Podes ler aqui como fazer essa carta: https://www.tuasaude.com/plano-de-parto/

O melhor modo de te preparares para o parto é frequentares um Curso de Preparação para o parto. Hoje em dia, quase todos os Centros de Saúde ministram cursos mensais gratuitos para grávidas onde podes adquirir os conhecimentos de que necessitas para o parto e o pós-parto, para além de conviveres com mulheres na mesma situação que tu, levando a uma grande troca de experiências, o que é muito positivo.

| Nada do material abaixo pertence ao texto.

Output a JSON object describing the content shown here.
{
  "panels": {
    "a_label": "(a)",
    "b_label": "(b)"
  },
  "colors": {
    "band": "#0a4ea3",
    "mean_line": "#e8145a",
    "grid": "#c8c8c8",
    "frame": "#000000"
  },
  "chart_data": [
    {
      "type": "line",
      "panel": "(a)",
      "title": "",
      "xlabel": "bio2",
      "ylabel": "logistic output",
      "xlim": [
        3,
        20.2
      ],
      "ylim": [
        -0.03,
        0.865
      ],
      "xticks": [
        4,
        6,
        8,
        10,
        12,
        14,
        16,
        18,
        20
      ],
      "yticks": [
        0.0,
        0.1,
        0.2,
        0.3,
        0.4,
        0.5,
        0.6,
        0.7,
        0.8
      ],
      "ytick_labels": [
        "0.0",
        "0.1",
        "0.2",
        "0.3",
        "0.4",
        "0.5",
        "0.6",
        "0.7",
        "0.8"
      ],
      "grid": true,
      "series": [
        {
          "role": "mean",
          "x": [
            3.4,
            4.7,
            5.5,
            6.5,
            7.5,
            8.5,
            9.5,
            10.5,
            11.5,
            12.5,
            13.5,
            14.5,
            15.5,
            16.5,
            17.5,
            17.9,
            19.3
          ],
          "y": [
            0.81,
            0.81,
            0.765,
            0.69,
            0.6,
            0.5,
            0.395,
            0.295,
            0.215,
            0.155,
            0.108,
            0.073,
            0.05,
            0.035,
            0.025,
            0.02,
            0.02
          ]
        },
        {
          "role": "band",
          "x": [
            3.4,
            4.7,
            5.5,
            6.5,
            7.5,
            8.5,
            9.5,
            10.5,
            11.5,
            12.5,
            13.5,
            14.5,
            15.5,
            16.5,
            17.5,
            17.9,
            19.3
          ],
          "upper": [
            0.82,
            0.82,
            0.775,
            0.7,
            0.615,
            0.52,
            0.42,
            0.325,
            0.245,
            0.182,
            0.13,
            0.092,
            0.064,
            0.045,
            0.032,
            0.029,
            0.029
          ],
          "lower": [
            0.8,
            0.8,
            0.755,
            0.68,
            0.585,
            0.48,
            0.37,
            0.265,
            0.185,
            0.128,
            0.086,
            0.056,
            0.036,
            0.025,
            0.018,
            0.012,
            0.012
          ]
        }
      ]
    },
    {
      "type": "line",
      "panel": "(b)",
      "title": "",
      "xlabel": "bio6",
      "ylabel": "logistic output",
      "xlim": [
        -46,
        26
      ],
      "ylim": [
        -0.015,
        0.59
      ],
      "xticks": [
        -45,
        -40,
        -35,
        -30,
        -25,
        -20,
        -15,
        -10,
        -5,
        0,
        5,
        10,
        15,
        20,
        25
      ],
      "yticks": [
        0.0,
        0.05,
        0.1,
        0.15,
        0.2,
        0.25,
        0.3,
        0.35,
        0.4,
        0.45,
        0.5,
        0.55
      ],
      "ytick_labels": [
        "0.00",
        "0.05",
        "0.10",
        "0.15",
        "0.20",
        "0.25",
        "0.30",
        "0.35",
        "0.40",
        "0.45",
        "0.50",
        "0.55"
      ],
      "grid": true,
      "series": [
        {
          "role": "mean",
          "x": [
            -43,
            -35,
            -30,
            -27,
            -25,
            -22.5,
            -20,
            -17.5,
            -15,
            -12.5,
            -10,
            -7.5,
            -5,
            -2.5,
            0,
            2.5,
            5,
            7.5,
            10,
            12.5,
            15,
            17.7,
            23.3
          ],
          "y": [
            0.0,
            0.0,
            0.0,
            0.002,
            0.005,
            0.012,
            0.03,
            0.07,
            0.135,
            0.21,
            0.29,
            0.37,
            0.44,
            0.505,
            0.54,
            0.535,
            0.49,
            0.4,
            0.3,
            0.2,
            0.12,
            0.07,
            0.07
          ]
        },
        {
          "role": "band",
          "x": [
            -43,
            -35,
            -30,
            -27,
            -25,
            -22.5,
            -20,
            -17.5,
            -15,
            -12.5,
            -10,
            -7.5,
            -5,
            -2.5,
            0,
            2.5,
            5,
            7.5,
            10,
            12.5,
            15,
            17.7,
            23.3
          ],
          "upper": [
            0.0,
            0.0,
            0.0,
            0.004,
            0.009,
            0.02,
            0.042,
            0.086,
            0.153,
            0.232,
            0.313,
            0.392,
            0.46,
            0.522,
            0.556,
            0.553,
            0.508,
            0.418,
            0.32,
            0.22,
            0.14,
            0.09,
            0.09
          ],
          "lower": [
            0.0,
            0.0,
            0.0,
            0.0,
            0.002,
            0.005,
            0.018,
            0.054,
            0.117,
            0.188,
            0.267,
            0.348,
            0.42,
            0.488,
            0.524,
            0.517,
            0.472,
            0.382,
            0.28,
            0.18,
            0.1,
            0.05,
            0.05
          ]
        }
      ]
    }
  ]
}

A importância das dimensões emocionais e psicológicas no período perinatal é cada vez mais reconhecida. O nascimento é um momento único e irrepetível na vida de uma mulher e de quem a acompanha, com grande impacto a curto, médio e longo prazo. Para que as experiências de parto das mulheres sejam positivas, impõe-se uma mudança de paradigma na assistência obstétrica, mas também um maior conhecimento por parte das grávidas de todo o processo que envolve o parto. Os cuidados, informados pela evidência científica atualizada, devem ser centrados na mulher, protagonista do ato de parir. Para tanto, há que deixar de considerar a mulher como um elemento externo e passivo ao seu próprio parto.